Kadis DP3A dorong Pasangan Usia Subur Untuk Gunakan Alat Kontrasepsi MKJP

416
×

Kadis DP3A dorong Pasangan Usia Subur Untuk Gunakan Alat Kontrasepsi MKJP

Sebarkan artikel ini
Kadis DP3A dorong Pasangan Usia Subur Untuk Gunakan Alat Kontrasepsi MKJP
sosialisasi model KIE KB berbasis kearifan lokal di kabupaten Bantaeng pada tanggal 3 September 2020.

MAKASSAR – Kepala Dinas Pemberdayaan Perempuan, Perlindungan Anak, Pengendalian Penduduk dan Keluarga Berencana (DP3A Dalduk KB) Sulsel Dr Fitriah Zainuddin mengikuti kegiatan sosialisasi model KIE KB berbasis kearifan lokal di kabupaten Bantaeng pada tanggal 3 September lalu.

Kepala DP3A Dalduk KB Sulsel menyebutkan, berdasarkan data tahun lalu sebanyak 36.176 Pasangan Usia Subur (PUS) yang ada dikabupaten Bantaeng. Sedangkan yang mengikuti program KB secara aktif sebanyak 26.998 pasangan Usia Subur (PUS) dan yang belum ber KB 9.178 Pasangan Usia Subur (PUS).

“Jadi Berdasarkan Data Desember 2019 yang kami terima dari Dinas Pengendalian Penduduk dan Keluarga Berencana Kabupaten Bantaeng, tercatat 36.176 Pasangan Usia Subur (PUS), sedangkan ikut program KB / total Peserta KB aktif di kabupaten Banteng ini adalah 26.998 pasangan Usia Subur (PUS) dan yang belum ber KB 9.178 Pasangan Usia Subur (PUS). Dari data jumlah peserta KB di Bantaeng ini penggunaan alat kontrasepsi, antara lain: Suntik sebesar 22.445, dan disusul PIL 2.083, Implant 1.987, MOW (Metode Operasi Wanita) 201, IUD 159, Kondom 108 dan MOP (metode Operasi Pria) 15 Orang,” urainya.

Ia menjelaskan, berdasarkan data itu jumlah peserta Metode Kontrasepsi Jangka Panjang (MKJP) masih cukup rendah sehingga memerlukan kerja keras agar bisa semakin meningkat.

“Disini kita membutuhkan suatu kerja keras, sinergitas dan pelibatan semua pihak dalam mendorong Pasang Usia Subur (PUS) untuk menggunakan alat kontrasepsi MKJP yang dinilai lebih efektif, efesien dan aman dalam berKB,” jelasnya.

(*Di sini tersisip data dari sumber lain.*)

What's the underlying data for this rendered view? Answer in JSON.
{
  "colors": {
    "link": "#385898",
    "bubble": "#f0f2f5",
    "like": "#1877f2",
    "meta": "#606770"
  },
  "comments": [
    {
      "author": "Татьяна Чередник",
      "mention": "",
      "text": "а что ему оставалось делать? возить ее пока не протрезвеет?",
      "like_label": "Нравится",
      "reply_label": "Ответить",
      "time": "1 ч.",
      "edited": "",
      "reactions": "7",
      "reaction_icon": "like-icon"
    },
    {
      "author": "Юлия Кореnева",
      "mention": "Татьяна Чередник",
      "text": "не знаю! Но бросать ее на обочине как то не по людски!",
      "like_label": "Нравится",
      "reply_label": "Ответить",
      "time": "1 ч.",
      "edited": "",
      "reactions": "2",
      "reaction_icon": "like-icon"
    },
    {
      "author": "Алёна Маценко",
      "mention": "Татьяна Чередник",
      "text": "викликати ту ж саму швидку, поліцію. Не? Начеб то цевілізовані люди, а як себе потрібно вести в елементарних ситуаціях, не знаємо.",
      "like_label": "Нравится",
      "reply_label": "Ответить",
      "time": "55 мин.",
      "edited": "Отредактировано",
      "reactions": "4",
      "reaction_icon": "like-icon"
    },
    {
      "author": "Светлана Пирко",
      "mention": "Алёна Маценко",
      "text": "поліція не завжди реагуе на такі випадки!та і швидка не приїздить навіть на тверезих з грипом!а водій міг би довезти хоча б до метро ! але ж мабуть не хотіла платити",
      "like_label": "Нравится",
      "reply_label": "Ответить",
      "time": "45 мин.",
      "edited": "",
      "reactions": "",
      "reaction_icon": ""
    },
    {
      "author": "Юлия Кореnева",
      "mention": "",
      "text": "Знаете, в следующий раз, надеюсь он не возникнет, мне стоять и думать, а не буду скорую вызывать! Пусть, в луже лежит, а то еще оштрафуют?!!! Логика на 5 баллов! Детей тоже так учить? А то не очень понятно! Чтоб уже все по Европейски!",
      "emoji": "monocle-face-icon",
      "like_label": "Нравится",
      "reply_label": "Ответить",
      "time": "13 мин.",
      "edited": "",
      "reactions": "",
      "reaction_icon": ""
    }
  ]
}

Kadis DP3A Dalduk KB lebih jauh mengaku Pemerintah Provinsi Sulawesi Selatan berkomitmen untuk menanggulangi masalah ini, salah satunya melalui kegiatan Sosialisasi KIE Berbasis Kearifan Lokal.

“Diharapkan melalui kegiatan ini para peserta dapat memahami betul bagaimana melaksanakan tugas dalam memberikan KIE KB yang efektif, yang pada akhirnya terjadi peningkatan kesejahteraan ibu, anak dalam rangka mewujudkan NKKBS Norma Keluarga Kecil Bahagia Sejahtera (NKKBS) yang menjadi dasar terwujudnya masyarakat yang sejahtera, dengan mengendalikan kelahiran sekaligus menjamin terkendalinya pertambahan penduduk,” harapnya.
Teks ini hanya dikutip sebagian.